Nebenan statt mittendrin
Zuerst die guten oder die schlechten Nachrichten? Okay, die guten Nachrichten. Die Europäische Linkspartei (EL) hat sich Mitte Dezember zu ihrem fünften Kongress in Berlin versammelt, um die Weichen in Richtung einer erfolgreicheren Zukunft und sich selbst den gewaltigen gesellschaftlichen Aufgaben zu stellen. Sie hat ein politisches Dokument diskutiert und angenommen, das die inhaltlichen Positionen einer radikalen linken Kraft angesichts der Auseinandersetzung zwischen Neoliberalen und der radikalen Rechten um die gesellschaftliche Hegemonie bestimmt. Und sie hat mit Gregor Gysi einen der profiliertesten und prominentesten Linken in Europa zu ihrem neuen Präsidenten gewählt, der diese Positionen auch in die Öffentlichkeit tragen kann und wird.
Die schlechte Nachricht? Es herrscht Klassenkampf. Und die europäische Linke spielt darin bislang fast keine Rolle.
Wir erleben derzeit einen tiefen historischen Einschnitt. Die liberalen Demokratien, die sich nach dem Zusammenbruch des Ostblocks so unanfechtbar als die bessere Gesellschaftsform präsentieren konnten, werden von ihren inneren Widersprüchen immer weiter aufgefressen. Ergebnis offen, denn der Klassenkampf von oben fordert fortgesetzt seinen gesellschaftlichen Preis: Sozialstaatsabbau, Abbau demokratischer Mitbestimmung, Austeritätspolitik. Im Westen also nichts Neues.
Doch hat das vergangene Jahr deutlich gemacht, dass neue Antworten von den Verlierern des Klassenkampfes erwartet werden. Radikale Antworten in dem Sinne, dass die Probleme an ihren Wurzeln angegangen werden. In dem Sinne, dass reale Verbesserungen im Alltag erreicht werden und wieder einfache Erzählungen von einem gelingenden Leben in Sicherheit an Glaubwürdigkeit gewinnen. 2016 hat insbesondere auch für die Linke schmerzhaft gezeigt, dass derzeit vor allem die radikale Rechte erfolgreich gegen »die da oben«, gegen das Establishment, gegen die Verbindung von Finanzindustrie und Politik, gegen bürokratische Institutionen und Korruption mobilisieren kann. Und dass die politische Rechte – so absurd es klingen mag – bei aller Unglaubwürdigkeit (siehe die Zusammensetzung des Trumpschen Kabinetts oder das Herumeiern beim Brexit) als politische Alternative zum Klassenkampf von oben wahrgenommen wird.

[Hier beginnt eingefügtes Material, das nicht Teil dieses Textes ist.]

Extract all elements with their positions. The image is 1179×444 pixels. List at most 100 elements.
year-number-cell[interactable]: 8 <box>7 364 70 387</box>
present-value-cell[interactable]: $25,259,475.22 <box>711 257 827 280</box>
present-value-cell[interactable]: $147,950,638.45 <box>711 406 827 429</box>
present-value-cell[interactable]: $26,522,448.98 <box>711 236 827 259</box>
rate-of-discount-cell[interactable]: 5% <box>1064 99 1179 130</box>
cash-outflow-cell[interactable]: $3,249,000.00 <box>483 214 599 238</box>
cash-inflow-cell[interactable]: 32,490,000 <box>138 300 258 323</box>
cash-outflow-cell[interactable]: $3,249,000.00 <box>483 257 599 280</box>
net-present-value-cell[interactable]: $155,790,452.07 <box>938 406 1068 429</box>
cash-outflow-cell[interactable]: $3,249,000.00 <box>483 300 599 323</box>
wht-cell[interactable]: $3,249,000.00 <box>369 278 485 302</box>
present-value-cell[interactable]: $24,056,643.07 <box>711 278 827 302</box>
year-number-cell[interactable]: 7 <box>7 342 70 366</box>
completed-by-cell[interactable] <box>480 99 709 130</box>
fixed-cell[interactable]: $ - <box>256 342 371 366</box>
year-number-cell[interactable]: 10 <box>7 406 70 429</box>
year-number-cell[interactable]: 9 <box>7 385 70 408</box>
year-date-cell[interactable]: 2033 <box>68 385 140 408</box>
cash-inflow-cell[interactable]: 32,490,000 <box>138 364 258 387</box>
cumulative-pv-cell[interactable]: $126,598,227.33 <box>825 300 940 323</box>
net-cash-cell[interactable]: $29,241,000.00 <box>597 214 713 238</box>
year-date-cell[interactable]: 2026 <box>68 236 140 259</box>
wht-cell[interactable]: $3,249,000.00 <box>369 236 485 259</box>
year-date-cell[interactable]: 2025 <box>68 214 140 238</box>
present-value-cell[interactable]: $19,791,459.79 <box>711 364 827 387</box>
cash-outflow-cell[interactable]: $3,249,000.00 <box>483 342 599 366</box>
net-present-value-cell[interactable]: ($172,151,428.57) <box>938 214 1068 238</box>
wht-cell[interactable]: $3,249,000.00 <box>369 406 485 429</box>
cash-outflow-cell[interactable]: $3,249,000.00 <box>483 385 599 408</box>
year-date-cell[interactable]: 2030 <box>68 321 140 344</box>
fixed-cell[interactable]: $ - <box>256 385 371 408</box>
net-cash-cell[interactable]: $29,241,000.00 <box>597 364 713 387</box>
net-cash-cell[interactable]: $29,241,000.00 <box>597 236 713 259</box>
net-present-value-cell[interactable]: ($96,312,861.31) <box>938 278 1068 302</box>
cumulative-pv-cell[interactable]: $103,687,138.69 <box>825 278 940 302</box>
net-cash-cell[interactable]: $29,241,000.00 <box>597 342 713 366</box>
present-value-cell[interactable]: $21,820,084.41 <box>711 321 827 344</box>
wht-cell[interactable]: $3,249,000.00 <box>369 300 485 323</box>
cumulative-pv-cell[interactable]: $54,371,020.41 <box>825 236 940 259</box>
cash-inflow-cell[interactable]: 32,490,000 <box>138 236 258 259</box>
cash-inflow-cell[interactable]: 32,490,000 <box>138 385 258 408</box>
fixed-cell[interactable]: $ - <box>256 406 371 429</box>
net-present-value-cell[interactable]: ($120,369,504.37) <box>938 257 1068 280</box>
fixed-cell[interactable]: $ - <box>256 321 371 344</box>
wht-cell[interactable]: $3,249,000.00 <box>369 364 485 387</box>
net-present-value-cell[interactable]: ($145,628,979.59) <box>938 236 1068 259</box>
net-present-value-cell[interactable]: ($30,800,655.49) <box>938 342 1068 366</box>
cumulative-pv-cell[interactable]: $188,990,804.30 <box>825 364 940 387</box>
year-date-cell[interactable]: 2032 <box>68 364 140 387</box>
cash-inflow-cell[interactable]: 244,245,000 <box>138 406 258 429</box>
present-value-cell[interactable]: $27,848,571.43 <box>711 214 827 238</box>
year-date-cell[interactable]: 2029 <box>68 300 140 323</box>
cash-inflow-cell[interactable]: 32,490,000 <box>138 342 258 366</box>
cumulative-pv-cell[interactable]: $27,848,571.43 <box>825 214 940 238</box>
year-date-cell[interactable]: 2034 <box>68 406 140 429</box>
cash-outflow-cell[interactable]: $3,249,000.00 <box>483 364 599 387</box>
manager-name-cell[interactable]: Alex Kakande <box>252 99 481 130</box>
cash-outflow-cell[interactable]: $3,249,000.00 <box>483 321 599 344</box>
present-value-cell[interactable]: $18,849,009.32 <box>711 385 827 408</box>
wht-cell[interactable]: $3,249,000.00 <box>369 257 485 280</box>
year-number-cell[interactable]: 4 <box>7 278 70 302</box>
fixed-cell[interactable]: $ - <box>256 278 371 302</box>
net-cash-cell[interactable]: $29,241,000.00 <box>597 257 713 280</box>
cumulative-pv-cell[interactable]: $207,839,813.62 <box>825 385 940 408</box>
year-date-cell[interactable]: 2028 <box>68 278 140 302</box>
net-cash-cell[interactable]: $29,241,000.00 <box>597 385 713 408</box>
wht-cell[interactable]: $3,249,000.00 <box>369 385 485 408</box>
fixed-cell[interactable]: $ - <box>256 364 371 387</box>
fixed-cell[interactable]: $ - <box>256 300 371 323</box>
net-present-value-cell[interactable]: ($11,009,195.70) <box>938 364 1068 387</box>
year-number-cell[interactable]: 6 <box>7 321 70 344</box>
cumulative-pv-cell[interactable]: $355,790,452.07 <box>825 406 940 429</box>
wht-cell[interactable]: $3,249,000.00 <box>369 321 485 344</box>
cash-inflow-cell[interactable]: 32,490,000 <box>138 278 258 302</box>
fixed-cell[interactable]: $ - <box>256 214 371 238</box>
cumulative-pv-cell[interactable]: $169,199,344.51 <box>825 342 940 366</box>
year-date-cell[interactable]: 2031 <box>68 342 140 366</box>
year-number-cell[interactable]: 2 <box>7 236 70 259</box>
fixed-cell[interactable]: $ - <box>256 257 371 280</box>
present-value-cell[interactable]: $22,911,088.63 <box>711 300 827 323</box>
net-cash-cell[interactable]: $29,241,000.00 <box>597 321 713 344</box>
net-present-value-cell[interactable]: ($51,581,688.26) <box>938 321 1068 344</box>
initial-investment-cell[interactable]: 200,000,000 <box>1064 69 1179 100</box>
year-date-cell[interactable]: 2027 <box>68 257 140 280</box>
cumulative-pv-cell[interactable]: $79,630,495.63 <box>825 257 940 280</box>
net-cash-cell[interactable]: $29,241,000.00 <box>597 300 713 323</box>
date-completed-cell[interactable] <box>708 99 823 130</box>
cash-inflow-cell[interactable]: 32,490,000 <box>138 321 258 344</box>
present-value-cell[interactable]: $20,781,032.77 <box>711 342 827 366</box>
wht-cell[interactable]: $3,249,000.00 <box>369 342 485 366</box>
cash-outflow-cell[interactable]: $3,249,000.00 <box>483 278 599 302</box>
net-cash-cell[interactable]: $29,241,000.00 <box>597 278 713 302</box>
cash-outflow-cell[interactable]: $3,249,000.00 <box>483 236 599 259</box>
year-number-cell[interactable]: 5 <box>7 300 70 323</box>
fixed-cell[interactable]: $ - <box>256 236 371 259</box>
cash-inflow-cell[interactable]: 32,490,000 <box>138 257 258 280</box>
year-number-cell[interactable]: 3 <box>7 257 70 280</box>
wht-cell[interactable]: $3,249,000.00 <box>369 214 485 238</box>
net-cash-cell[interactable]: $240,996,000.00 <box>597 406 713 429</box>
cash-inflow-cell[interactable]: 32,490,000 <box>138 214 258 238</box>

Und die Linke? Wo ist sie in dieser Auseinandersetzung? In den vergangenen Jahren war es vergleichsweise ruhig geworden um die EL. Dem Anfangselan und der Gründungseuphorie vor zwölf Jahren folgte vor allem seit dem Ausbrechen der Finanzkrise und der anschließenden griechischen Tragödie eine Zeit des Neben-den-gesellschaftlichen-Konfliktlinien-stehen. Nebenan statt mittendrin. Zu unterschiedlich das Bündnis, dem etwa 30 Mitgliedsparteien aus Ost-, Nord-, Süd- und Westeuropa mit verschiedensten politischen Traditionen angehören, als dass es zu kohärenten Antworten auf die Fragen der Verlierer des gesellschaftlichen Umbaus gelangte. Häufig bestanden schon bei der Analyse unterschiedliche Ansichten. Bei den Schlussfolgerungen trennten die Parteien manchmal Welten: Wie hältst du es mit der Sozialdemokratie? Wie können wir die Mehrheitsverhältnisse zu unseren Gunsten ändern? Was denkst du von der EU? Und zahlst du gern in Euro? Fragen, deren Beantwortung zu teilweise schmerzhaften Auseinandersetzungen in der Linken geführt und die sie auf europäischer Ebene weitestgehend paralysiert haben.
Die Partei, ihr neuer Präsident Gysi und seine Equipe stehen vor einer großen Aufgabe: die EL im Inneren zu einen, einen fruchtbaren Erfahrungsaustausch zwischen den verschiedenen Parteien herzustellen und hier insbesondere von den gelungenen Neuorganisationsprozessen im europäischen Süden zu lernen. Die EL nach außen kenntlich werden zu lassen, Inhalte und Profil hör- und sichtbar zu vertreten und mitten in die gesellschaftspolitischen Konflikte zu gehen, um die Leute von der Schlagkraft linker Politik zu überzeugen. Alternativen gleichzeitig zu den neoliberalen als auch den radikalen rechten Kräften deutlich machen. Eine eigenständige politische Kraft mit der EL zu entwickeln, die auf der Basis breit getragener interner Kompromisse gleichzeitig bündnisfähig wird mit anderen progressiven Kräften, die gegen Austerität und gegen Rassismus streiten und für Demokratie und ein soziales Europa, einen funktionierenden Sozialstaat und eine neue Idee der europäischen Einigung jenseits der Brüsseler Bürokratie und Knebelverträge kämpfen.